Dick played with the straw of the mostly empty milkshake, eyes flicking up to his face, then away. “You don’t talk a lot, do you, Mr. Wayne?”

 

“I’ve never been accused of that, no,” he said. “…and you can call me Bruce.”

 

“I have some manners,” Dick said, wiping ketchup from his cheek, and trying for a smile. “My daj and dat said it’s good to respect your elders.”

 

Bruce looked mildly offended. “I’m twenty-four.” 

 

“That’s more than twice my age, old man.” A grin blossomed on Dick’s face, not entirely sure where the confidence was coming from, but he had always had a good gauge of social interactions, what was charmingly cheeky versus what was over the line. 

 

“Brat,” Bruce said, but sure enough, Dick could have sworn there was a glimmer of amusement in his eyes.

 

Dick grinned around straw, cup rattling as he polished off his milkshake. “I’ll have you know, I’ve been told I’m a charming young man.”

 

“Mm.”

 

Dick’s smile slipped and fell away, feeling wrong footed smiling in a world where his parents no longer lived. Like happiness should have died right beside them with the same horrible snap. Chewing on his straw, he looked at the man sitting across from him. His clothes were expensive and obviously tailored, but there was a scar on his chin, the concealer half rubbed away, and he hadn’t bothered to cover the scars on his knuckles, contrasting with his expensive watch and cashmere sweater. Somehow, Dick knew Bruce Wayne's hands were thick with callouses, but he couldn’t say why or from what, and he was certain there were dozens more scars hidden away under those hundred dollar clothes. 

 

“What happened to your arm?” 

 

Dick glanced down at the forming bruise; it looked distinctly like a handprint. “Knocked it against my bunk this morning.”

 

Bruce’s eyes narrowed. “That so?”

 

“Yep.” 

 

“If someone in here is hurting you—“

 

“What?
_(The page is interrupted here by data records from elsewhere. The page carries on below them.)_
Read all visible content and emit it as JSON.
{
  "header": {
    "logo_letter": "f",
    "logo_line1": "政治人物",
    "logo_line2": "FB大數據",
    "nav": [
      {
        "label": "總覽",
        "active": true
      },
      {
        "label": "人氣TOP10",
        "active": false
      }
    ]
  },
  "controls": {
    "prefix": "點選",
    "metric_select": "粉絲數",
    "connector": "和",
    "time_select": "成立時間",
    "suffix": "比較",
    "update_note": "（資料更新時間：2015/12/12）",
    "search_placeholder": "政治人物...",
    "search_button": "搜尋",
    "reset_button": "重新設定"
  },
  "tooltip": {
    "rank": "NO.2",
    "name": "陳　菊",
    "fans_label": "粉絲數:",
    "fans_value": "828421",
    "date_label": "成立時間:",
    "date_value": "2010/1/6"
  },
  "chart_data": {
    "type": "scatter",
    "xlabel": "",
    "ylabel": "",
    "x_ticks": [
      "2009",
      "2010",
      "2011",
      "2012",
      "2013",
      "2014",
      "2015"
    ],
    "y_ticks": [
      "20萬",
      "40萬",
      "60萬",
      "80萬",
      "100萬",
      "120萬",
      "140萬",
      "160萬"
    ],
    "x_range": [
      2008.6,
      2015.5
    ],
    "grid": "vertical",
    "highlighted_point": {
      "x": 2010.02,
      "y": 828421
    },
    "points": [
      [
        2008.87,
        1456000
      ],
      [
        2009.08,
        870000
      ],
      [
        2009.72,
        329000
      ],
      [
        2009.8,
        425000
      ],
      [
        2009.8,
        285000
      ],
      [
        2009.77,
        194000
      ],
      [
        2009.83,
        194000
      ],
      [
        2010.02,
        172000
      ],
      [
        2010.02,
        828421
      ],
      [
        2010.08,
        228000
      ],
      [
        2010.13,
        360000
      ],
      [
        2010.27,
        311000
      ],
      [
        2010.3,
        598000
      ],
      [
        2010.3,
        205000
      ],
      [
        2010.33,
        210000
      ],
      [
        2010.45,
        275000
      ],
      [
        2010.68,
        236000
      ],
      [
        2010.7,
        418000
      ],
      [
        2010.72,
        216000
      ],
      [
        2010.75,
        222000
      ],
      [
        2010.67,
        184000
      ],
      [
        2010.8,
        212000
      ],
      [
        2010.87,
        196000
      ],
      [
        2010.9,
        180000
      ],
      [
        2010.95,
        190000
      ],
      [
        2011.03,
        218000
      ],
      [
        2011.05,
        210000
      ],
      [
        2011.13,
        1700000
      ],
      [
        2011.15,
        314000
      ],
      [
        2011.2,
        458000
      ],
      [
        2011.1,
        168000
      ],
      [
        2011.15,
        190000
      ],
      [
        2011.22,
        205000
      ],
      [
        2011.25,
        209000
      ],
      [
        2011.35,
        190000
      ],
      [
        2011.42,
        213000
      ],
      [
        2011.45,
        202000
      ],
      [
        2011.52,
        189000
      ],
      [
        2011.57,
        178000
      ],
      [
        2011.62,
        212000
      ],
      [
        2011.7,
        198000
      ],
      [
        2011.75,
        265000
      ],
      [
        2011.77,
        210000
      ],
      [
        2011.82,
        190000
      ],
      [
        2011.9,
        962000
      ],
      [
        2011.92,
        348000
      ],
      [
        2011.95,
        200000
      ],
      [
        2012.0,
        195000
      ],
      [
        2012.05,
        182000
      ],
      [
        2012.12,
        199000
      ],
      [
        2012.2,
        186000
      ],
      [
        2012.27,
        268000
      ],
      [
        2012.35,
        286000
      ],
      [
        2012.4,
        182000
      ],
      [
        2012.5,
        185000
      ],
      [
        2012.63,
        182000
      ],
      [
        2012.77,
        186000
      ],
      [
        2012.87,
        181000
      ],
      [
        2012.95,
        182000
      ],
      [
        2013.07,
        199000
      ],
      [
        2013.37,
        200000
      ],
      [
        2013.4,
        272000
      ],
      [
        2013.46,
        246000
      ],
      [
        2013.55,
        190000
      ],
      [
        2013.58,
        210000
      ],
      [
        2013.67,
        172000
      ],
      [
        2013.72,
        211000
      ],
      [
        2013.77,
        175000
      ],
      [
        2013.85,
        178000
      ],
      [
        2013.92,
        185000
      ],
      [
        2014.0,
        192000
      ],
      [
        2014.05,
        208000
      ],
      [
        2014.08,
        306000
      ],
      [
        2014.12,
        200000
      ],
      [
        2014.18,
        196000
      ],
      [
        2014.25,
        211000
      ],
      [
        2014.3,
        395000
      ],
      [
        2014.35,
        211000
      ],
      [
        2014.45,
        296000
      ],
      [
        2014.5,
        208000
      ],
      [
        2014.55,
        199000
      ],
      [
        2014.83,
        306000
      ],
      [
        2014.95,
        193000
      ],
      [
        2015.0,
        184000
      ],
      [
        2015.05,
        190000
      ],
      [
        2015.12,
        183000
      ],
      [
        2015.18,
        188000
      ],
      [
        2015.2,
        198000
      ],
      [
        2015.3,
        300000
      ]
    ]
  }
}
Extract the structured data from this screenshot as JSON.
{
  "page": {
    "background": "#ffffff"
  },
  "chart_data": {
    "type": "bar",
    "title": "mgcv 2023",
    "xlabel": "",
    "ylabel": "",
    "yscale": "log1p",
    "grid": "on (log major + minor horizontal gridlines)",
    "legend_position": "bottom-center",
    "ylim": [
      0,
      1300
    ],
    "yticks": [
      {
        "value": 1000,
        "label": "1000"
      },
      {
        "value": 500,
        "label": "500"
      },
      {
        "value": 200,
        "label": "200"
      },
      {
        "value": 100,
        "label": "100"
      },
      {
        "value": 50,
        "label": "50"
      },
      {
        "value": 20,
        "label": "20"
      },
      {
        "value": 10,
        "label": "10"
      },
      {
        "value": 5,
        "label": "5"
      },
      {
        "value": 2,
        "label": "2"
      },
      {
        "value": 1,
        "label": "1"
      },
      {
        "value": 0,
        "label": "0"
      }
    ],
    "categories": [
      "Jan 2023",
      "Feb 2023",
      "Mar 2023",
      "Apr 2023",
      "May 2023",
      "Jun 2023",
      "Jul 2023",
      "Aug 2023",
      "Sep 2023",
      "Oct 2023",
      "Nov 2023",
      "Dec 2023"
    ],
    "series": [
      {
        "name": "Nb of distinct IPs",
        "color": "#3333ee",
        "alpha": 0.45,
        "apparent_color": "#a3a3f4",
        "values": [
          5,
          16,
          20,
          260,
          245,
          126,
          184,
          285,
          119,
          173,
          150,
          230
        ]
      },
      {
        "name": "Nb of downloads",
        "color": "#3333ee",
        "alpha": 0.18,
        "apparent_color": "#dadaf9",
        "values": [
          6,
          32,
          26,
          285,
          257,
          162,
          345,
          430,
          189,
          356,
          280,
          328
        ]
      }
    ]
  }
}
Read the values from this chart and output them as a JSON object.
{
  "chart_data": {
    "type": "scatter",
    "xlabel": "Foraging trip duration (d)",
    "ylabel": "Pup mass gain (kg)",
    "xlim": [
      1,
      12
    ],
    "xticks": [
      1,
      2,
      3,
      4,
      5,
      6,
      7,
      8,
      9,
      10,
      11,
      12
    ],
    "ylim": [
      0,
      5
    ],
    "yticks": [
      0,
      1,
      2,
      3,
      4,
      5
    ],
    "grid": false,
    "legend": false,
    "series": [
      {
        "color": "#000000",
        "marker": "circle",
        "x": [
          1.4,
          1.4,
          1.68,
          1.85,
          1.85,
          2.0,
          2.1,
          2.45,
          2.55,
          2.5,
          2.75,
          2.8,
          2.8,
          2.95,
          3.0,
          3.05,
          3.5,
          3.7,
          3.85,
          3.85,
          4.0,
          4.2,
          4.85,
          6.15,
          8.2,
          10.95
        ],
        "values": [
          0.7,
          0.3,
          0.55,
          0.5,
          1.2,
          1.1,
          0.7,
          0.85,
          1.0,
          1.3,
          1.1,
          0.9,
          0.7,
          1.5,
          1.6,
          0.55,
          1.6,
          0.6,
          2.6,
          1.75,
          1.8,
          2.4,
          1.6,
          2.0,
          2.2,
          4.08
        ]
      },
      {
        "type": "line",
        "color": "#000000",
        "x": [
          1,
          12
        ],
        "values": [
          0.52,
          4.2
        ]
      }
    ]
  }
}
You’ll bribe them to stop?”

 

“If you give me a name.”

 

“It was another kid.” 

 

“Big bruises for a kid.”

 

“Big kid.”

 

“Dick, I know you don’t believe me, but I can help.” 

 

Dick looked down at his hands.

 

“Hour’s up,” the guard said.

 

Bruce’s jaw ticked. “I’ll be back tomorrow.”

 

Dick blinked. “Am I allowed to have visitors that many days in a row?”

 

“I’ll make it happen.”

 

Dick could feel a little flutter of hope in his chest, but he squashed it before it could take flight. It was only a hatchling, not ready to test its wings. No, Dick would let that be plan B, plan A remained.